Jane found a rare parking spot nearby, locked the suitcase in the trunk, smoothed out her black dress, which she wore in an attempt to look like a traveler perhaps, but not a tourist, and went into the lobby of the Empress. They'd done a fabulous restoration since she'd been here last, and the old girl was looking pretty good, with soft carpets, gleaming carved wood and big, well-balanced spaces. Jane felt at home here. She often felt at home in surroundings she could not afford, and out of place in surroundings she could, as if some dreadful mistake had been made. She decided to eat breakfast here, damn the expense, but first she called Gordon Trevellyan.
“Where are you?” he said. “I should be able to get back to you with something this afternoon.”
“I'll be downtown,” she said. “You can leave a message for me at the Empress.”
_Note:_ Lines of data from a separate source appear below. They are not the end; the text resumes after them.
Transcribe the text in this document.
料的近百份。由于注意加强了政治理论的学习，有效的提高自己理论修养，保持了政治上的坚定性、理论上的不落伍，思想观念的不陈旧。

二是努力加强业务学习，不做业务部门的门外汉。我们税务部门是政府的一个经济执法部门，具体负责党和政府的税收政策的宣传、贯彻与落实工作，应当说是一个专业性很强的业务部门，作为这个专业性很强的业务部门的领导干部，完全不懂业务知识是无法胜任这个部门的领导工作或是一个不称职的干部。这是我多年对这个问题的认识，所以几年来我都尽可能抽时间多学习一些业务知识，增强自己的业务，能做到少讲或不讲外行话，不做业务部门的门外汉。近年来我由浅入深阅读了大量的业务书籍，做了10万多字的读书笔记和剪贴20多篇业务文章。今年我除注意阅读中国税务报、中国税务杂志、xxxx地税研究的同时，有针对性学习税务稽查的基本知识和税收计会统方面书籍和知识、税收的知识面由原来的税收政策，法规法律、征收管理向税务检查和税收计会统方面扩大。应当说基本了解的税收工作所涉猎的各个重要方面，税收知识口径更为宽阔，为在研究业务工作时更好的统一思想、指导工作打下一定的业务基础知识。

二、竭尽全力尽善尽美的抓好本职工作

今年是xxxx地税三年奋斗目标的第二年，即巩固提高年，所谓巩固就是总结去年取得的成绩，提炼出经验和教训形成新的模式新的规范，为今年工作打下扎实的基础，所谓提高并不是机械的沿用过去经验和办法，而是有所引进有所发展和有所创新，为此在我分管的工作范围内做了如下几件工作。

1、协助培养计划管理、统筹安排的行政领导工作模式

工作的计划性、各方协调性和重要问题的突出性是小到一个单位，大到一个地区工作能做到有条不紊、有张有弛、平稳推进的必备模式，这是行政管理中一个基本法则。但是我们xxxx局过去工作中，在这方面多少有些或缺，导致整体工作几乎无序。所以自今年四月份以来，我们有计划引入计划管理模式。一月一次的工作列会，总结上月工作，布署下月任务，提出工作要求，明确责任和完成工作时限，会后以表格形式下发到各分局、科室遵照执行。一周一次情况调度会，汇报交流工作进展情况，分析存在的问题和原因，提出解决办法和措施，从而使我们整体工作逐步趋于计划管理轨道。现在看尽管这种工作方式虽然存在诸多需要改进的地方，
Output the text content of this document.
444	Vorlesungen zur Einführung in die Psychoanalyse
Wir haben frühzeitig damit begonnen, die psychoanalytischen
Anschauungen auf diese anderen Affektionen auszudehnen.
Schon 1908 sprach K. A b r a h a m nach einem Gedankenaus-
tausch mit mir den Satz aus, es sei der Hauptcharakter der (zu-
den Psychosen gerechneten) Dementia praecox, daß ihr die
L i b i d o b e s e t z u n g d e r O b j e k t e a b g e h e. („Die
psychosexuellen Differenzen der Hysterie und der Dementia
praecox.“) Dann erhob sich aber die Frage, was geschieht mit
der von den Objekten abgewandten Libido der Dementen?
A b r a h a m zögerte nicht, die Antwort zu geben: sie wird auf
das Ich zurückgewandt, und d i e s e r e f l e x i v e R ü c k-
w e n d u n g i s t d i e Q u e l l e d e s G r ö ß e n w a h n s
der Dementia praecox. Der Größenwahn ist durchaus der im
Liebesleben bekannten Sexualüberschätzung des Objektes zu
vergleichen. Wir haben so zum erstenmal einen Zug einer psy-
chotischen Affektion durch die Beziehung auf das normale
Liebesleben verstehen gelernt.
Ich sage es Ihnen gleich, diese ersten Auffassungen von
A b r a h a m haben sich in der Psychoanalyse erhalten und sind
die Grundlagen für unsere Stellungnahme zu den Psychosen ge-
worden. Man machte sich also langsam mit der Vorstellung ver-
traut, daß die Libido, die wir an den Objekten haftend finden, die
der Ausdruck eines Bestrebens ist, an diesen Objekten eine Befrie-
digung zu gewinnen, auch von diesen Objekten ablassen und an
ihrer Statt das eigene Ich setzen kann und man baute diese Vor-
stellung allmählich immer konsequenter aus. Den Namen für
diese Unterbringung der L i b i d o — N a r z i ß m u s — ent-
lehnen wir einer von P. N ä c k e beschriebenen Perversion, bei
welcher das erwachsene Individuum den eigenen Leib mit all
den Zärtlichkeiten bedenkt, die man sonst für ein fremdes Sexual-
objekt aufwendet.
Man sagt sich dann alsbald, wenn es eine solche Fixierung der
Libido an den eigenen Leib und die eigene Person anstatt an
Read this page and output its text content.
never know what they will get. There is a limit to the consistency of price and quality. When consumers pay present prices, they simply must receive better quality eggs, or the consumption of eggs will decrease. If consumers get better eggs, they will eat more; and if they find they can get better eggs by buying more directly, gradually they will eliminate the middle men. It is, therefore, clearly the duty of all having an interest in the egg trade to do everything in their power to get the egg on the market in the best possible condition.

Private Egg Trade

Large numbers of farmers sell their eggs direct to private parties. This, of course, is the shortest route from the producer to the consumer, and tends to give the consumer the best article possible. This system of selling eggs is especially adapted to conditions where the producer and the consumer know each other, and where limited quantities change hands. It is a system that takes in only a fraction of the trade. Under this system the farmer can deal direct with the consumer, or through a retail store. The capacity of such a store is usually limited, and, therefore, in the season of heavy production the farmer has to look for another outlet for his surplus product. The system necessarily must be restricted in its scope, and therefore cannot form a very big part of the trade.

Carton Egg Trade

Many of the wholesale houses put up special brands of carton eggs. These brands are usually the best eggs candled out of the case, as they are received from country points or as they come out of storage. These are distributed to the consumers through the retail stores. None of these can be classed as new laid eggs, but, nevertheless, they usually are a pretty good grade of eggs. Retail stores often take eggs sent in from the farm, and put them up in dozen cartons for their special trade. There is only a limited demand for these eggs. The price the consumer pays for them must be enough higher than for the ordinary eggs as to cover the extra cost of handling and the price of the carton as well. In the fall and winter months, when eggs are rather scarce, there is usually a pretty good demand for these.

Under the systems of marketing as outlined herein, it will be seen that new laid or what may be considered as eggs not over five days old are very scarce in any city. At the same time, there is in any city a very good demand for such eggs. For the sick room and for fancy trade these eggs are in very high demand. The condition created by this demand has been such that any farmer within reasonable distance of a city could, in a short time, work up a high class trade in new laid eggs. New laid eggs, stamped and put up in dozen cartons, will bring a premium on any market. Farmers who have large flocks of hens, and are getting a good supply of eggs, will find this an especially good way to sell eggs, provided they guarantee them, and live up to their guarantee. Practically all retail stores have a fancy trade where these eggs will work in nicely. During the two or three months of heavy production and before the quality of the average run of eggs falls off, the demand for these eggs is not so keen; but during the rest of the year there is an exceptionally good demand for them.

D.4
She went to the desk, explained that she wasn't a guest but that she might be expecting a message here, and tipped the desk clerk ten dollars. He took it with apparent squeamishness, but said he'd take care of it. She went to the newsstand and bought herself a Times-Colonist, then picked up a few brochures from the concierge's desk. She made a point of smiling nicely at the young woman there in a blue blazer, as if she were a guest who might need some help later.
In the restaurant, she settled into a corner table with a view of the room, and ordered eggs Ben
edict. She skimmed over the international news, which there wasn't too much of, and read about an ongoing dispute between local timber interests and environmentalists over clear cutting on the island.
There was also a story about some tourists from Quebec who'd been collecting hallucinogenic mushrooms on the Queen Charlotte Islands to the north. Some of the Haida natives had come upon them, and, resenting their intrusion on their land, held a gun to their heads and forced them to consume their entire sackful of mushrooms. The tourists had been flown by float plane to a medical clinic where they'd had their stomachs pumped.
Queen Victoria's little corner of Empire still had something of the untamed about it, Jane decided. These wild and woolly goings-on were interspersed with items about flower shows, pony clubs, ratepayers' meetings and movie and book reviews, all of which paled in her mind beside the story of the tourists from Quebec.
She imagined them babbling in hallucinogenic French in the little clinic in the bush, and wondered if they'd had those Gallic, Rousseau-like romantic notions of Indians living in harmony with nature. Until they'd found themselves on the wrong end of a gun.